Sicché, la sentenza di annullamento della legge elettorale non
incide in alcun modo sugli atti posti in essere “in
conseguenza di quanto stabilito durante il vigore delle norme
annullate, compresi gli esiti delle elezioni svoltesi e gli atti
adottati dal Parlamento eletto”.
Ne
consegue, che le consultazioni elettorali già svolte, ancorché in
applicazione di una legge poi dichiarata incostituzionale,
costituiscono un fatto concluso e pertanto nessuna incidenza è in
grado di spiegare la presente decisione
“neppure con riferimento agli atti che le Camere adotteranno prima
di nuove consultazioni elettorali”.
A tal
proposito, non sembra inutile ricordare che in base a quanto
stabilito nell’art. 136 della Costituzione “quando
la Corte dichiara l’illegittimità costituzionale di una norma di
legge o di un atto avente valore di legge la norma cessa di avere
efficacia dal giorno successivo alla pubblicazione della decisione”.
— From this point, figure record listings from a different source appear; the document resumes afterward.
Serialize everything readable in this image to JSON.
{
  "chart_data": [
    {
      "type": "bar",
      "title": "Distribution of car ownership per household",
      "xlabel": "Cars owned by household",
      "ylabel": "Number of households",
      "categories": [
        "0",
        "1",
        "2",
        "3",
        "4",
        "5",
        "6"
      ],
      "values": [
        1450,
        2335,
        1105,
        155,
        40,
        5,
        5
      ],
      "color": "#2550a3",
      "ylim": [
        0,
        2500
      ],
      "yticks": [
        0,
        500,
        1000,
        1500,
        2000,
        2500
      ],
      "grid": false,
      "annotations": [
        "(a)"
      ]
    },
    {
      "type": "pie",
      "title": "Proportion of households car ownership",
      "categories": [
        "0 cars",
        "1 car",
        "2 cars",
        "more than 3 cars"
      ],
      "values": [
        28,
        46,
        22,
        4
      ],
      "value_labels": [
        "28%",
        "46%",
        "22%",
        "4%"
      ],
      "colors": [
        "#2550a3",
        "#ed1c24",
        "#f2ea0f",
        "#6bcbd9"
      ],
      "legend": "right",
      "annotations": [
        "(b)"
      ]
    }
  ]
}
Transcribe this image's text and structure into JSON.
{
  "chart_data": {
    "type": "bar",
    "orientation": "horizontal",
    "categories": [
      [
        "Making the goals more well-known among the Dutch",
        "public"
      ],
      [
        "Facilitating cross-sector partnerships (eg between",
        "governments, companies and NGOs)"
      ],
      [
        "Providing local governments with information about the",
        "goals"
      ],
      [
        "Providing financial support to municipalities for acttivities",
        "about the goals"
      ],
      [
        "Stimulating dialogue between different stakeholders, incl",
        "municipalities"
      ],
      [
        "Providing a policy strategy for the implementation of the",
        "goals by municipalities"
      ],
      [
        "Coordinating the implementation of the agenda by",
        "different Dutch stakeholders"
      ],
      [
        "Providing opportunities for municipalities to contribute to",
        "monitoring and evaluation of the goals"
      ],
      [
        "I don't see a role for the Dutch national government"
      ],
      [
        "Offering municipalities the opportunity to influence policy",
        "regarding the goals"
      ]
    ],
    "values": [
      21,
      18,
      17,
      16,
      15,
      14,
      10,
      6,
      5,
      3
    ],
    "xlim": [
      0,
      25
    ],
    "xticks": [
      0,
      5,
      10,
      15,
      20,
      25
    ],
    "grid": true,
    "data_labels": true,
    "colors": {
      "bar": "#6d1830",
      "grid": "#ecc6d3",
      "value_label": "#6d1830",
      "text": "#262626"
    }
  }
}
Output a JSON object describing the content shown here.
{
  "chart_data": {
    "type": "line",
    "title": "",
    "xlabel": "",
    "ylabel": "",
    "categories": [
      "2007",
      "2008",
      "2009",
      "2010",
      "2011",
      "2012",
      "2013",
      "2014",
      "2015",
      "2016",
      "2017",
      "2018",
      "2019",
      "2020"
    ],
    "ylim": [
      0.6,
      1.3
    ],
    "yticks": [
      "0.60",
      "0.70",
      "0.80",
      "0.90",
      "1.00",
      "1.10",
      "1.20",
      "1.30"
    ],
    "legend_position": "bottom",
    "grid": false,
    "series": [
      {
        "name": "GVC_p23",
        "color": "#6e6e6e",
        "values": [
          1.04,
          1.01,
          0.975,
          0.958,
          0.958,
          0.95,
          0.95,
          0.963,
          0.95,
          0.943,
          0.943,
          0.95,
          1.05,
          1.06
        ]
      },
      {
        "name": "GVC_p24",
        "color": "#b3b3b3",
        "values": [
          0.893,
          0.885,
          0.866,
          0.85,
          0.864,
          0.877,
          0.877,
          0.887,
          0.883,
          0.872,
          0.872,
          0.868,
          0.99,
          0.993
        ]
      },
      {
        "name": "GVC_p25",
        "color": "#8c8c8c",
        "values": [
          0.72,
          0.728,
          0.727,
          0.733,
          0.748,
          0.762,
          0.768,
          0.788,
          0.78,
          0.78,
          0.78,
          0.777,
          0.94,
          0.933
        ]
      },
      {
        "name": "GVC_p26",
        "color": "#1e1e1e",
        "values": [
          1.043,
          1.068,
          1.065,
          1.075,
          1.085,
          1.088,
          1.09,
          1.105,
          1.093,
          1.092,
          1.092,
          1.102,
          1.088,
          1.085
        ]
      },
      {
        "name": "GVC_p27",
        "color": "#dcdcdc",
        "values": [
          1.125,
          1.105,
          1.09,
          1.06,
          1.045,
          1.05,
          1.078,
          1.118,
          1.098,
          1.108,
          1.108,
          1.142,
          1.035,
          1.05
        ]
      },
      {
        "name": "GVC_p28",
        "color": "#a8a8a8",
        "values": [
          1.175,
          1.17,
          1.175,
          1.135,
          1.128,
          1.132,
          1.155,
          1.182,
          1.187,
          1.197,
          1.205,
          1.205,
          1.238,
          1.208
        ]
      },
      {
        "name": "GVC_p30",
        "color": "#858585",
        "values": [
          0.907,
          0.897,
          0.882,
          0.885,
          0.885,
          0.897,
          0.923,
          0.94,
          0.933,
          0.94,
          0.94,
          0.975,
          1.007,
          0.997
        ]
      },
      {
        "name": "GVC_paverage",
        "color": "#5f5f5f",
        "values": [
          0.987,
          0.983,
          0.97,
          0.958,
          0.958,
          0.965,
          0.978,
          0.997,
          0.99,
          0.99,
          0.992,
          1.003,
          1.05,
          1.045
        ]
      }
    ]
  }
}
Si tratta, dunque, di una efficacia pro futuro che riguarda, vale a
dire, solo i rapporti che si sono realizzati dopo la pubblicazione
della sentenza di incostituzionalità.
Non
si dubita della circostanza che durante il regime di prorogatio le
Camere, seppur non più pienamente rappresentative del corpo
elettorale, mantengano, comunque, funzioni relative alla ordinaria
amministrazione, compresi gli atti di controllo politico sul Governo
e di garanzia costituzionale, ma
se le Camere, dopo una simile sentenza, possano o no dare vita legittimamente ad un processo di riforma della
Carta fondante non rendendo di contro alla stessa la dovuta necessaria garanzia.